Une présence physique qui demande de l’attention
Le Defender Octa n’est pas simplement un Defender plus grand ; c’est une bête distincte. Même si les 70 millimètres supplémentaires de largeur de voie peuvent sembler négligeables sur le papier, l’impact visuel est spectaculaire. Cela revient à équiper un boxeur poids lourd d’épaulettes. La voiture est 28 millimètres plus haute que le modèle standard, ce qui élève encore davantage la perspective du conducteur et amplifie le sentiment de séparation avec la route.
Le langage de conception du véhicule est résolument agressif. Avec sa roue de secours montée sur le hayon, ses énormes pneus BF Goodrich et ses composants de suspension visibles, l’Octa éclipse tout ce qui l’entoure, même les bennes destinées aux déchets industriels. Cette domination physique est intentionnelle, conçue pour évoquer un sentiment de capacité robuste que peu d’autres voitures de série peuvent égaler.
The Reality Check : “L’impact visuel phénoménal” de la voiture est une arme à double tranchant. Il impose le respect et la crainte, mais il suscite également l’examen minutieux et le scepticisme de ceux qui remettent en question sa nécessité.
Performance vs praticité
Sous le capot, le Defender Octa abrite un moteur V8 de 4,4 litres provenant de la gamme M5 de BMW. Ce moteur bi-turbo, associé à un système hybride léger, offre des performances époustouflantes. La technologie stop-start contribue à atténuer une partie de la culpabilité environnementale, en empêchant le moteur de tourner au ralenti inutilement pendant la file d’attente.

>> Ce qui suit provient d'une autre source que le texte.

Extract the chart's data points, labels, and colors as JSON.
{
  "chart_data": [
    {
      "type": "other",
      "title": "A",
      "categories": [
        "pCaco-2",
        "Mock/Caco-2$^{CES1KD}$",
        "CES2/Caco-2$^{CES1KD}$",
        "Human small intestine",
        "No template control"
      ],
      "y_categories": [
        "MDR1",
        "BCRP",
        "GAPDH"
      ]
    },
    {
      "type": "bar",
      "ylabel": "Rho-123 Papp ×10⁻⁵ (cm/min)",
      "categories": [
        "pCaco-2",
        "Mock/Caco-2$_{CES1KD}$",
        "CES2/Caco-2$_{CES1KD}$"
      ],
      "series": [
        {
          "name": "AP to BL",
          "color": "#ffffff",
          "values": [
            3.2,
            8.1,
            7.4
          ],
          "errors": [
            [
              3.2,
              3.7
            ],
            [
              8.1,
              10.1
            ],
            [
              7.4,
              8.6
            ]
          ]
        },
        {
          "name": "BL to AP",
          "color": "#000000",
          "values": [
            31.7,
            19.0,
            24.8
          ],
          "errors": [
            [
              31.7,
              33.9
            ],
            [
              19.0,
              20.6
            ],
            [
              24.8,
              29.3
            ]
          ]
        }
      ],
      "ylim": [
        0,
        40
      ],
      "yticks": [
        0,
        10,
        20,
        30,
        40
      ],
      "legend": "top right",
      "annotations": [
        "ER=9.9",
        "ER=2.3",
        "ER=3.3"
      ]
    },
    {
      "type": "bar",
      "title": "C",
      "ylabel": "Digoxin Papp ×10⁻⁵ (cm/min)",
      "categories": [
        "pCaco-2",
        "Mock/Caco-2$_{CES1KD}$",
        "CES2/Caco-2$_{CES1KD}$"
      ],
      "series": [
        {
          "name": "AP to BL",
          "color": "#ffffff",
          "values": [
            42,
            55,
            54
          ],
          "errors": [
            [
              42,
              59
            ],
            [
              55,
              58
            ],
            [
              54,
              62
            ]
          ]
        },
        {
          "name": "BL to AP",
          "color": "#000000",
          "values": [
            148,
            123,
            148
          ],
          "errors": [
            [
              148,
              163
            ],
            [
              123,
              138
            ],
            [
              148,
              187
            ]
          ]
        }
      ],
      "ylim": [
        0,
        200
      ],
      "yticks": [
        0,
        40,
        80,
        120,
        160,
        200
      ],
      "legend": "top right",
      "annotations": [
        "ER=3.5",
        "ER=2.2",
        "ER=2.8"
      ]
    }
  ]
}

Cependant, les capacités de la voiture sont souvent en contradiction avec son utilisation. Le monologue intérieur du propriétaire pourrait justifier la taille du véhicule en soulignant ses caractéristiques pratiques : une ouverture de coffre carrée pour un chargement facile, une suspension pneumatique pour régler la hauteur de caisse et un immense espace intérieur. Pourtant, comparée à la Ford Focus Estate, efficace et sans prétention, garée à proximité – capable d’avaler une quantité invraisemblable de chargement – l’utilité de l’Octa devient discutable.

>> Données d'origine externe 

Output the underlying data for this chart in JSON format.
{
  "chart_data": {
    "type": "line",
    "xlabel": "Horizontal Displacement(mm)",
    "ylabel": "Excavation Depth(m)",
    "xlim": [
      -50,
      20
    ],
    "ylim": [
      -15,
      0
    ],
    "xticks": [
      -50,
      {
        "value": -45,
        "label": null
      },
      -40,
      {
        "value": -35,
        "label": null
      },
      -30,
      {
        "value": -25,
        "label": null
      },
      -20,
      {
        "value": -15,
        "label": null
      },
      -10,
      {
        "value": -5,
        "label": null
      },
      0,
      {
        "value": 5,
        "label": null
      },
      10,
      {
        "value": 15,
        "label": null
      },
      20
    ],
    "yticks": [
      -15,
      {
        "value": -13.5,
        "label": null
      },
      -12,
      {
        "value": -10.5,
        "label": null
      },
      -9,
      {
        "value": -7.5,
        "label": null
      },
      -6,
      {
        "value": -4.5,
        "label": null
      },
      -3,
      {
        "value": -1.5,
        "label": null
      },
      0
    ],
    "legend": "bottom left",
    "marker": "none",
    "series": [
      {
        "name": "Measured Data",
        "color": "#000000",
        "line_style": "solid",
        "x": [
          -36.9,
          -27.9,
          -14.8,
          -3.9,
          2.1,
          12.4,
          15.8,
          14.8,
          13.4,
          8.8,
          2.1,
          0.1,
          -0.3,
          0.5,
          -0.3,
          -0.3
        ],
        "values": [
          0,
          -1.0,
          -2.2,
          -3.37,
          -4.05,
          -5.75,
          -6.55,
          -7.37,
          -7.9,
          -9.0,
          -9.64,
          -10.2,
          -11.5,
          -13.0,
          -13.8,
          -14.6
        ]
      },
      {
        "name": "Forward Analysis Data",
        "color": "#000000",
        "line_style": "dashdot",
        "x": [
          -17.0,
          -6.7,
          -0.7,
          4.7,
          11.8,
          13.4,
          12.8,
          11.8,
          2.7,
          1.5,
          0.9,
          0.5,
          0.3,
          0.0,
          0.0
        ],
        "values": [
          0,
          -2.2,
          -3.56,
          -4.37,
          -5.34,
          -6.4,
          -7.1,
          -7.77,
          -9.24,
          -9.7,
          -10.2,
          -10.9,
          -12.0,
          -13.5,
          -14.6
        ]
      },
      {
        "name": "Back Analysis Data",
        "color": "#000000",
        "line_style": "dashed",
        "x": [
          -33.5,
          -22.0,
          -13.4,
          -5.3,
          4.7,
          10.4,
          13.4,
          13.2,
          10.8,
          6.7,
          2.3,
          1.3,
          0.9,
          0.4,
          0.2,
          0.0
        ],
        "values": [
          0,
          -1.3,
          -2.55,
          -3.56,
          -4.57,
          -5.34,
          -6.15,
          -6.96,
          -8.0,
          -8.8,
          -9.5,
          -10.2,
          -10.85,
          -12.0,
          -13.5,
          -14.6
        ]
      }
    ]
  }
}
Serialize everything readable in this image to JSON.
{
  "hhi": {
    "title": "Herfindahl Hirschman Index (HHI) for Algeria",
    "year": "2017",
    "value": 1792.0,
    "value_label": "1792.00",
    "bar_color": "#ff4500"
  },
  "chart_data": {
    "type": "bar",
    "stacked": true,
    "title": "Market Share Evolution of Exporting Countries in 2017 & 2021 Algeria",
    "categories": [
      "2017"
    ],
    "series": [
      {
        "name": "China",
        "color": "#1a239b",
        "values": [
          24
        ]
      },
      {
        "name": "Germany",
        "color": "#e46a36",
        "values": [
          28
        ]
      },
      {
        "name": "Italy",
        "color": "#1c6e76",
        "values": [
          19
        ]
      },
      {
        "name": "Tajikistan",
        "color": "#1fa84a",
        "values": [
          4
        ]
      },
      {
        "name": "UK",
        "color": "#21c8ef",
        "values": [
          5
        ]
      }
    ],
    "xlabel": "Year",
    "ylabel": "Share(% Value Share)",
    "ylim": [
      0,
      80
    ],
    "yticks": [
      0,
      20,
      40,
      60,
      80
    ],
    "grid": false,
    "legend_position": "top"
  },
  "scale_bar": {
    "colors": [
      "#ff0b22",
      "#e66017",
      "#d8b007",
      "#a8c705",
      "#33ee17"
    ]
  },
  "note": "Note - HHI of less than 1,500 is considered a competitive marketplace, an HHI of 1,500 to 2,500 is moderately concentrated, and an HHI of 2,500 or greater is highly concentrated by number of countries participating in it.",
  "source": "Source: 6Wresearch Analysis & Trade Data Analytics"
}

Le verdict : gagner les cœurs, perdre l’esprit
Le Defender P635 Octa est un triomphe de l’ingénierie et du design, mais c’est aussi une pièce maîtresse qui invite à la critique. Il s’agit d’un véhicule « exagéré » dans le vrai sens du terme, qui privilégie la présence et la performance plutôt que l’aspect pratique et la discrétion. Les propriétaires doivent accepter les nervures et les sourcils haussés qui accompagnent la conduite d’une machine aussi extraordinaire dans des scénarios quotidiens.

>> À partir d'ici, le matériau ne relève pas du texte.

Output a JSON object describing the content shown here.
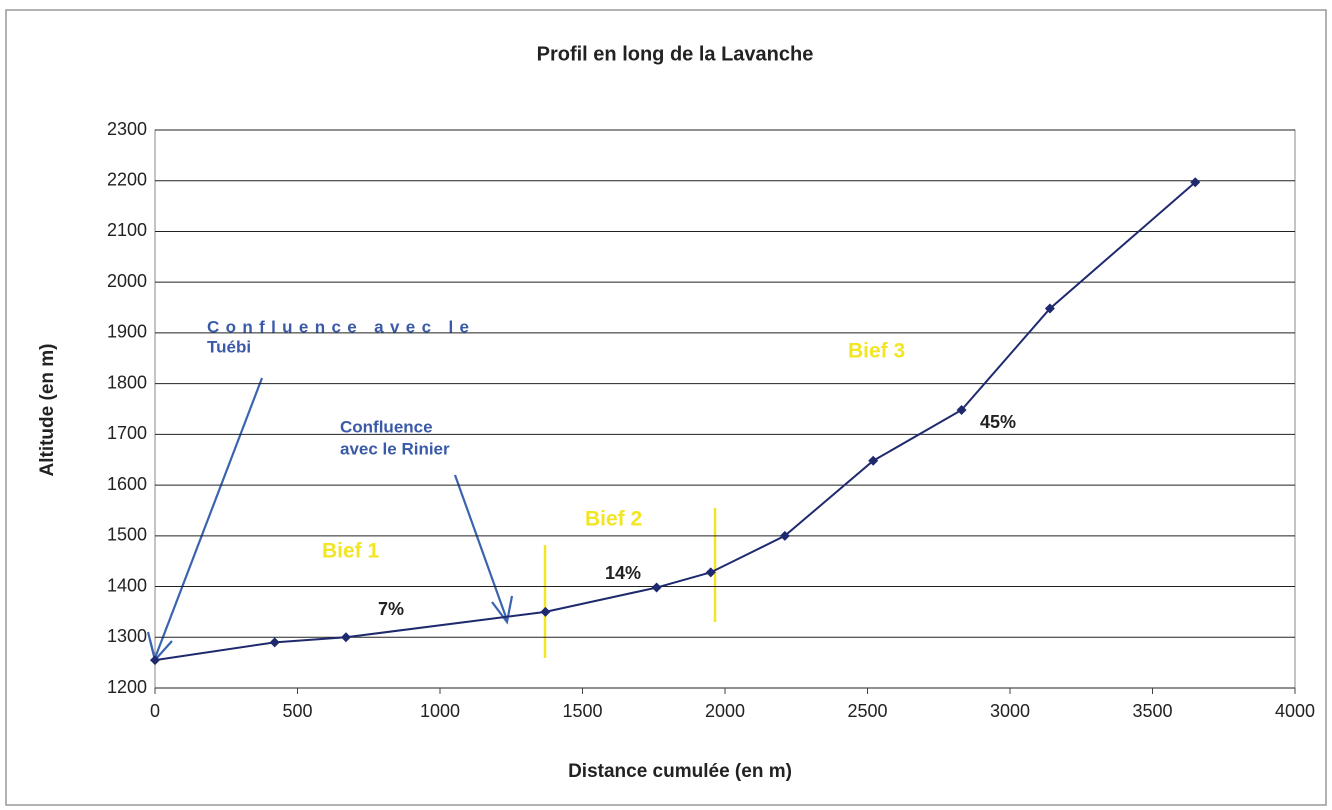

Essentiellement, le Defender Octa n’est pas seulement une voiture ; c’est un choix de style de vie qui exige de l’attention et qui sacrifie la commodité au profit de la capacité. Il gagne les cœurs avec sa puissance brute et son esthétique robuste, mais perd la tête avec son caractère peu pratique et sa consommation ostentatoire. Pour ceux qui peuvent se le permettre et apprécier son caractère unique, cela reste une expérience sans précédent. Pour tous les autres, cela rappelle les extrêmes de la démesure automobile.